南森與哈羅大眼瞪小眼。他剛回家,還沒用鑰匙開門,降谷零就先是先知一般先行打開。戀人雖然臉上掛了彩,貼了膠布,看起來有點凄慘,也無損他的帥氣。可能是不想自己問,還故意只穿著單薄的居家服,開到肩胛骨的大領口,深深的骨窩性感又迷人,光著腳丫,骨形分明的腳踝更是透著一股說不出的誘惑。
但這一切的美景,都被對方懷里抱著的傻狗擋住了。南森抿了抿唇,微微側傾身體,那條傻狗就像是存心跟他添堵一樣,還跟著側過身,擋得嚴嚴實實。
南森:“”這年頭想要點福利飽點眼福這么難的嗎
降谷零臉上的笑容下一秒就收斂,冷臉說道:“看夠了沒”
南森嘴硬:“我天天都有得看。”某人在屋里向來放得開,上衣要么不穿,要么就穿領口大的,他能理解年輕人火氣旺,反正占便宜的是自己。
但,現在確實是一點都沒看到
降谷零見他真沒打算問自己的傷,心里松了口氣,轉身往里走去,南森跟上,一邊換鞋一邊問:“這條狗哪兒來的。”
“別狗啊狗啊的叫,它的名字是”
“汪汪汪”哈羅終于找到了開口的時期,洪亮的吠聲,亮晶晶的大眼睛,還吐著舌頭甩著尾巴,就差跟南森開口說求抱抱,求撫摸。
“降谷哈羅。”降谷零好笑的揉了揉哈羅的腦殼,“我要養它。”
很好,本來是詢問的語氣,一出口就是肯定句,還仰著下巴就像說我不接受否定的答案。
這是來自降谷零特殊的談判技巧,先把自己的要求說明白了,接下來的再談。
南森將外套掛在掛衣架上,又扯下領帶,說:“想養就養吧,但先說好,要是亂撒尿的話你去收拾。”

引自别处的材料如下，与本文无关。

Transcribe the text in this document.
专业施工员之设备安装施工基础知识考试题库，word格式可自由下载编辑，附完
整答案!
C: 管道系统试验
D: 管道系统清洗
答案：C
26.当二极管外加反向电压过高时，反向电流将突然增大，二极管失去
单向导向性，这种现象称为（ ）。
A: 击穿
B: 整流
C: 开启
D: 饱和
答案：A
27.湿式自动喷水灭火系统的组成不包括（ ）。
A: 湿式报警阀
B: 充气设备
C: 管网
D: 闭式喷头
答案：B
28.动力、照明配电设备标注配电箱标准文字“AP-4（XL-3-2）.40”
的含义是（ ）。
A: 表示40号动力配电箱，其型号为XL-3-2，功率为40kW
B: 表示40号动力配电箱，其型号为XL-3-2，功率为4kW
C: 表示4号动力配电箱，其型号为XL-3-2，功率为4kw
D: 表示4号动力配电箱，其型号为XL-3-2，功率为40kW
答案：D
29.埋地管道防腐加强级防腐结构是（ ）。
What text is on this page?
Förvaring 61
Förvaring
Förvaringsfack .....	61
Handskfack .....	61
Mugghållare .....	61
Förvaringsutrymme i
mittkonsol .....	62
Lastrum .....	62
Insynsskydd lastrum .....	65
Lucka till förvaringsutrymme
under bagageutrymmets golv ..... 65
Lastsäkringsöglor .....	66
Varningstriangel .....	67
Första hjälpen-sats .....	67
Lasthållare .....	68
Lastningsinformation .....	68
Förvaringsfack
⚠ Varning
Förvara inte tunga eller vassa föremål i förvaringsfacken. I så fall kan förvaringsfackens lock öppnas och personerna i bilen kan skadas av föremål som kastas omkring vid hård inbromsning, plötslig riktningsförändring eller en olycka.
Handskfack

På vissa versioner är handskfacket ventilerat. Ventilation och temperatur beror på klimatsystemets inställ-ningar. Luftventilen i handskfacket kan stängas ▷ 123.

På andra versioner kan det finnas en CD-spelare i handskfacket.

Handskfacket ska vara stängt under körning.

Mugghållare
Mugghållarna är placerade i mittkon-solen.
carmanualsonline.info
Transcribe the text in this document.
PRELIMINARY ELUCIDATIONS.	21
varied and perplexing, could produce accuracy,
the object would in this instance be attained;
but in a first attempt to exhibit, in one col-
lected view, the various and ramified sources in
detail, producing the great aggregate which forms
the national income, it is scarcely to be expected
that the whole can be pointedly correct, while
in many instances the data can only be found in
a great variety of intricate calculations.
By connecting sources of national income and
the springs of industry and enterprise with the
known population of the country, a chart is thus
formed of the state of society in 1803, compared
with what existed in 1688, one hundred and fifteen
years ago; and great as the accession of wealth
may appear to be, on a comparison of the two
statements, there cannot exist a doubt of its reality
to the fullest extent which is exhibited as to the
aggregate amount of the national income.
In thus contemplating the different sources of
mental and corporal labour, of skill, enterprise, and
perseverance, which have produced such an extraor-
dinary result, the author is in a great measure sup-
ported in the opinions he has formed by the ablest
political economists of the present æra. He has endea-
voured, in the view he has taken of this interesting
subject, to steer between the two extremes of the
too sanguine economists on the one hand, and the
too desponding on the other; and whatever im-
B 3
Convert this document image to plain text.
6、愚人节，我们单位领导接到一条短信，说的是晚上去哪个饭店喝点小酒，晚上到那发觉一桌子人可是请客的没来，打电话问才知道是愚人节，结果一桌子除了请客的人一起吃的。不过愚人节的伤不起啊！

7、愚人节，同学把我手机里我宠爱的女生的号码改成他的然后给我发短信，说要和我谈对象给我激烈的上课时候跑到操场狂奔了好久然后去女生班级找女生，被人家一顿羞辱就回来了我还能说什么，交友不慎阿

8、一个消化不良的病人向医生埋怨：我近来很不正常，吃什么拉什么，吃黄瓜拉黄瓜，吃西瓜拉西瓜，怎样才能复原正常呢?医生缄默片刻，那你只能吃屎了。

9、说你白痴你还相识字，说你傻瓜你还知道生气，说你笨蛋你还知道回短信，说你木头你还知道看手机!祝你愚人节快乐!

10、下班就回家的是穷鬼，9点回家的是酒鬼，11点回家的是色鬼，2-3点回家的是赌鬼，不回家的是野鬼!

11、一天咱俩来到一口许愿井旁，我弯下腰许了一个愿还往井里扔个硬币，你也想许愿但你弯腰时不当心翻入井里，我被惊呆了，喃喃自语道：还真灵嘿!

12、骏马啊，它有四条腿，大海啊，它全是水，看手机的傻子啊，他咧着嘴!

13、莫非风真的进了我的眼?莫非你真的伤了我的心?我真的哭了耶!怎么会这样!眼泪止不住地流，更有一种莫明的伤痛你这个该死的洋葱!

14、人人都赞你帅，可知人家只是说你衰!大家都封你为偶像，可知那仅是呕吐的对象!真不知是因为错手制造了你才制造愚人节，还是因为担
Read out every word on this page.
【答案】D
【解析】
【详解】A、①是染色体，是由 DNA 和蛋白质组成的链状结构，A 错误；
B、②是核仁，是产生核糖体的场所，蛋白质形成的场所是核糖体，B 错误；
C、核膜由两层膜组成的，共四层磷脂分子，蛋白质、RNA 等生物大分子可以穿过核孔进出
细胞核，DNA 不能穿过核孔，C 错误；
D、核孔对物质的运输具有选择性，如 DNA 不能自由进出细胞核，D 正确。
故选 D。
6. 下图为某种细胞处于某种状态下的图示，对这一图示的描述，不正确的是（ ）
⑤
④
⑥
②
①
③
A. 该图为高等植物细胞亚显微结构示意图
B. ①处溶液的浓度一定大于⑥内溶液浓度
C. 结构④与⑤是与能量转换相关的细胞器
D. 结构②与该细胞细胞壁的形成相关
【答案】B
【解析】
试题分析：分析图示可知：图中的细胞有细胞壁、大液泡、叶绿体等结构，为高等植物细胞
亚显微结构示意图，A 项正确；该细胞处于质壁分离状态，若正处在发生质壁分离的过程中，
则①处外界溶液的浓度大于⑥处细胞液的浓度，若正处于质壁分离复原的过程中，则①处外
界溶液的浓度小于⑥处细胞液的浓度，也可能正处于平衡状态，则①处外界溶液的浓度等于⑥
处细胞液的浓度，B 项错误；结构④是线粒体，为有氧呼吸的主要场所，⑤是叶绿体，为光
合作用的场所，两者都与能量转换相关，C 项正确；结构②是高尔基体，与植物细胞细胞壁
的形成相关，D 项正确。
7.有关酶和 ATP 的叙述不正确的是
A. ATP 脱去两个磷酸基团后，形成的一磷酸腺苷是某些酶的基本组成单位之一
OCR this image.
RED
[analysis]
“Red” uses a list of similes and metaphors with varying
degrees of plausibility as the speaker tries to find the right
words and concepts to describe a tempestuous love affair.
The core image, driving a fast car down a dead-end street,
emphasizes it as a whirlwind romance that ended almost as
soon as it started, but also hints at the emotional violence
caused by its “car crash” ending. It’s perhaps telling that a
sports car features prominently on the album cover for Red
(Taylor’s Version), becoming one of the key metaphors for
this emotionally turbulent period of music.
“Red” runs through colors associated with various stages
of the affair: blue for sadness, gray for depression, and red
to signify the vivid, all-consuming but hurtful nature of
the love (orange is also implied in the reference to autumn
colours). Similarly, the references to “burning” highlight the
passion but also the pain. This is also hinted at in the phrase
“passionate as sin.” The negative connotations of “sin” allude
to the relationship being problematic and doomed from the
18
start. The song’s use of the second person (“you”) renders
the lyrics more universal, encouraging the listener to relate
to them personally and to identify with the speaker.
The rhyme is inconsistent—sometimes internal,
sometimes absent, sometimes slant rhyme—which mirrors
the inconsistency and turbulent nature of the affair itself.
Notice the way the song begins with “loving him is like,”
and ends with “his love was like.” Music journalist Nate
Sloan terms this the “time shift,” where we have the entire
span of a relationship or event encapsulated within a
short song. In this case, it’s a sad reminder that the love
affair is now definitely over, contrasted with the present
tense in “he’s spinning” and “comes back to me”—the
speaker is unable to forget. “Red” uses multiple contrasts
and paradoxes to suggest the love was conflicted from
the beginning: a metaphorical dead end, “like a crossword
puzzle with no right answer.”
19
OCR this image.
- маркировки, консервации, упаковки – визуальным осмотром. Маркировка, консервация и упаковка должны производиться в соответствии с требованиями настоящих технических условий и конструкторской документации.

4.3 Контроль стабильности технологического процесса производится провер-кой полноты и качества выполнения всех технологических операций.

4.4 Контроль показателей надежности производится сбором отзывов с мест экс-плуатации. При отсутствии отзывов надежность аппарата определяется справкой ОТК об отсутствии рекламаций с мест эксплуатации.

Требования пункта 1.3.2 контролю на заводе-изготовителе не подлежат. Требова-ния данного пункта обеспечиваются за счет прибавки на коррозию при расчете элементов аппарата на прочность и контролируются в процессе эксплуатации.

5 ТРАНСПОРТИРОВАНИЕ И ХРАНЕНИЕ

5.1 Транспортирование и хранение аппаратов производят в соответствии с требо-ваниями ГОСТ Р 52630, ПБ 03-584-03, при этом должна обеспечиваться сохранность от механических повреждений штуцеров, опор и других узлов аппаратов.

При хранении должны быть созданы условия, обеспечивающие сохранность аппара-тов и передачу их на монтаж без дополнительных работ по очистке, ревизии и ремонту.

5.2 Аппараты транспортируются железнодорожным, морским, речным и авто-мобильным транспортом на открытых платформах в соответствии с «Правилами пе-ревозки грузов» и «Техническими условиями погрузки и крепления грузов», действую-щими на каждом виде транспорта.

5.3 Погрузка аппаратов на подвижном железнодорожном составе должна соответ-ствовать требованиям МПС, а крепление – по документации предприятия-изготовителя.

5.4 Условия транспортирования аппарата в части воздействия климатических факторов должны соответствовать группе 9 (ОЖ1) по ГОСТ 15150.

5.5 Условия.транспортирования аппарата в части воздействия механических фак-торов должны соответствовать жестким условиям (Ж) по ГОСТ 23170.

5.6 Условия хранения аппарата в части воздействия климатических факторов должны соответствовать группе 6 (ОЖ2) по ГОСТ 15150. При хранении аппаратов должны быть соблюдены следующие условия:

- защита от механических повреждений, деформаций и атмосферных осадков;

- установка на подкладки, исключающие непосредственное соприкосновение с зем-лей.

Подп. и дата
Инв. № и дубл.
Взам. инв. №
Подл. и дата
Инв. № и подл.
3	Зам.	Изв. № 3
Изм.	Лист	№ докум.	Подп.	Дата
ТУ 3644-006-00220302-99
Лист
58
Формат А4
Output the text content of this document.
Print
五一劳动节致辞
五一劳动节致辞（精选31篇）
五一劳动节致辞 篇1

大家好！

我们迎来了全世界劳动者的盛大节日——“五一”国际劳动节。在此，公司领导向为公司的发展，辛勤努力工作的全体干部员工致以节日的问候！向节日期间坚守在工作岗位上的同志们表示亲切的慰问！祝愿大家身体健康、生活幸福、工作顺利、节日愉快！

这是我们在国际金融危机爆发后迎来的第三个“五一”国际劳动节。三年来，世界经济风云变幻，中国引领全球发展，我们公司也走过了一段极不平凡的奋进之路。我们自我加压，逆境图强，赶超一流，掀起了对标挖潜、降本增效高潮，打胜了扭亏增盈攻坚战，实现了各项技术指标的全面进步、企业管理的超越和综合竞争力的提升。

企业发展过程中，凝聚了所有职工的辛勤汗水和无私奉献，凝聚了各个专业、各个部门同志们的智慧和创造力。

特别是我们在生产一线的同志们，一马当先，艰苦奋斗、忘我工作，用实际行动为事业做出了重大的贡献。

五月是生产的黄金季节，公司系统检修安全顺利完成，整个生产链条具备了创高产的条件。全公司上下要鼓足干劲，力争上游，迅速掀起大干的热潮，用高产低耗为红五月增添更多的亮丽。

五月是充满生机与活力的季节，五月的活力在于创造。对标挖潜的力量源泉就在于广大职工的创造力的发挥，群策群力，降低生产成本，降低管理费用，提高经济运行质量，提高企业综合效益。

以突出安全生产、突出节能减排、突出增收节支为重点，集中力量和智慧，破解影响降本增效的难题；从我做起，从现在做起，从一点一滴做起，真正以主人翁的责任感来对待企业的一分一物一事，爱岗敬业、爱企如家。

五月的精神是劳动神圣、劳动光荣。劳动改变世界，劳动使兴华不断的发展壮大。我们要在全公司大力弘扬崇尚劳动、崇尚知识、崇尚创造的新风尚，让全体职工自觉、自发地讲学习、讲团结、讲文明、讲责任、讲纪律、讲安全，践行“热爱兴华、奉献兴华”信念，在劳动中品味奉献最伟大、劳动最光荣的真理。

“哈羅自己會上廁所,還會用馬桶。”降谷零聽他那么快就同意,心情很不錯,笑容再次浮現在臉上。
這一刻,南森覺得他那雙眼睛和哈羅的眼睛重疊的。
不就是養條狗而已,這么開心嗎南森對動物沒什么喜好,不喜歡也不討厭,雖然多了條傻狗勢必會打破他和降谷零平日里的生活模式,可降谷零這么喜歡哈羅,接受了還能夠走迂回線路,讓降谷零增加對自己的好感。
何樂而不為。
不過
南森去了廚房,見晚餐已經準備好放在餐桌上,還用保溫功能進行保溫。去了浴室,熱水已經放好了,水里還撒了有助舒緩筋骨的浴鹽。
“”我剛才是不是不應該同意得那么快。總覺得這條傻狗對降谷零的影響力有點大。
竟然都知道通過這種方式來討好自己了。
南森心里有點不詳的預感,他并不覺得降谷零這種體貼是什么好現象,尤其對方有所求。預感果真靈驗,在吃飯的時候,降谷零那雙眼睛就一直盯著哈羅。
傻狗把頭埋進飯盆里,啊嗚啊嗚吃得噴噴香,時不時還要抬頭看一眼降谷零,轉而又像是突然想起了多個主人,扭頭朝著南森討好的吐舌頭。